11.The learned Judge had given a specific finding that the wife had
agreed for filing of mutual consent divorce petition before the Inspectof of
All Women Police Station, Kuzhithurai. However, the trial Judge had focussed
principally on the fact that the husband had not informed any person about
the conduct of his wife. But, this finding is not correct. P.W.2, maternal
uncle of the appellant was specifically informed about this and in fact, he
has deposed before the trial Court that at the instance of the appellant, he
attempted to compromise the matter. He was cross examined. He also deposed
that during the police enquiry, the respondent wife unconditionally agreed to
go for mutual consent divorce. The testimony of the said P.W.2 could not be
shaken during the cross examination. On the other hand, a suggestion was put
to the said P.W.2 that the respondent wife was ?now? physically ready and
willing for conjugal life and that she ?is now? ready for re-union. One and
only conclusion can flow from this, namely, that she was not originally fit
or ready or willing for normal conjugal life. A cumulative appreciation of
the evidentiary material on record can lead to only one conclusion viz., that
the respondent was willfully not ready to discharge her conjugal obligations.

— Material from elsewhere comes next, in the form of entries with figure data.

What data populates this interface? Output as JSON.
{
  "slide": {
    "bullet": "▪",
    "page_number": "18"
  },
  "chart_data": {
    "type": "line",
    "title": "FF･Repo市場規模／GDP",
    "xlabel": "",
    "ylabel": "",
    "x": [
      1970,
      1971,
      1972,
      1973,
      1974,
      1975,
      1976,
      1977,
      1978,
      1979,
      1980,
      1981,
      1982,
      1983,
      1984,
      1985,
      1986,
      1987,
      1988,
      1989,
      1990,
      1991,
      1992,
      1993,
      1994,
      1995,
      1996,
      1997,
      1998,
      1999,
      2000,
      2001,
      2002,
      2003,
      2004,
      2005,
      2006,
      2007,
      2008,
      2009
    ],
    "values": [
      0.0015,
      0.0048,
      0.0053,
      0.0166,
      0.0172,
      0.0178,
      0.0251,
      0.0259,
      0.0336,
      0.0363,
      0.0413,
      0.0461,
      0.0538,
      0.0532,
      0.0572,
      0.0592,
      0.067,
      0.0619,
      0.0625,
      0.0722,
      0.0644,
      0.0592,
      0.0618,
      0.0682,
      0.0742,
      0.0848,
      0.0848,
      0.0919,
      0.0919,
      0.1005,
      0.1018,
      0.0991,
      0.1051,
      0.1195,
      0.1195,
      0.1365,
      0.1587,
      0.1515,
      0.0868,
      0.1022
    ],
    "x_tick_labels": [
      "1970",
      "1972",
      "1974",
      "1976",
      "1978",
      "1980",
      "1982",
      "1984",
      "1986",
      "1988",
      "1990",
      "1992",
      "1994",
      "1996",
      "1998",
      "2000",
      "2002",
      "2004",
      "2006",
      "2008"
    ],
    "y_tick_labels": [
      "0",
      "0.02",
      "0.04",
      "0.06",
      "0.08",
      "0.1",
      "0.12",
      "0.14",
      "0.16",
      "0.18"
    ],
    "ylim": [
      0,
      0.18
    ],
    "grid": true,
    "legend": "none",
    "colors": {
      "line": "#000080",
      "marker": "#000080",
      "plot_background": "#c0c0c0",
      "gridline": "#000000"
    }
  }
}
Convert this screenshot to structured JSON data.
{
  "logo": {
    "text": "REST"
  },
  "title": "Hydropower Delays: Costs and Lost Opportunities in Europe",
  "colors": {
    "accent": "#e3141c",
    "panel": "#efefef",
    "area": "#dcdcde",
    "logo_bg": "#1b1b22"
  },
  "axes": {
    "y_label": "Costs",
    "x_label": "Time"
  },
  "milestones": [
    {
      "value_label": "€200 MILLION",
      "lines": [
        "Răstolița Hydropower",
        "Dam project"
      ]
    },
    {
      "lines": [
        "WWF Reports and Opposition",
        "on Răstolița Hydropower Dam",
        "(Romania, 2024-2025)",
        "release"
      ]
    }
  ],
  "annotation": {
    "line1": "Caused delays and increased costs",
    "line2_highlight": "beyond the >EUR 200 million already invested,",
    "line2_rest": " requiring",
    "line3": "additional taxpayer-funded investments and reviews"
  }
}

Therefore, I come to the conclusion that the appellant has clearly made out
his case by applying the principle of preponderance of probability. The
orders dated 23.10.2013 in IDOP.No.376 of 2010 and 159 of 2011 on the file of
the Principal District and Session Judge of Kanyakumari District are set
aside. I.D.O.P.No.376 of 2010 is dismissed and I.D.O.P.No.159 of 2011 is
allowed. But, this is not the end of the matter. The appellant had agreed
to handover a sum of Rs.2 lakhs and 9-1/2 sovereignd gold to the respondent
herein. Since the respondent did not come forward to receive the same, he
could not deliver to her. The appellant is therefore directed to deposit a
sum of Rs.5 lakhs to the credit of I.D.O.P.No.159 of 2011 on the file of the
Principal District and Session Judge of Kanyakumari District, within a period
of 8 weeks from the date of receipt of a copy of this order.
12.Both the appeals are allowed. No costs.
1.The Principal District and Session Judge of Kanyakumari District.
2.The Record Keeper,
Madurai Bench of Madras High Court, Madurai.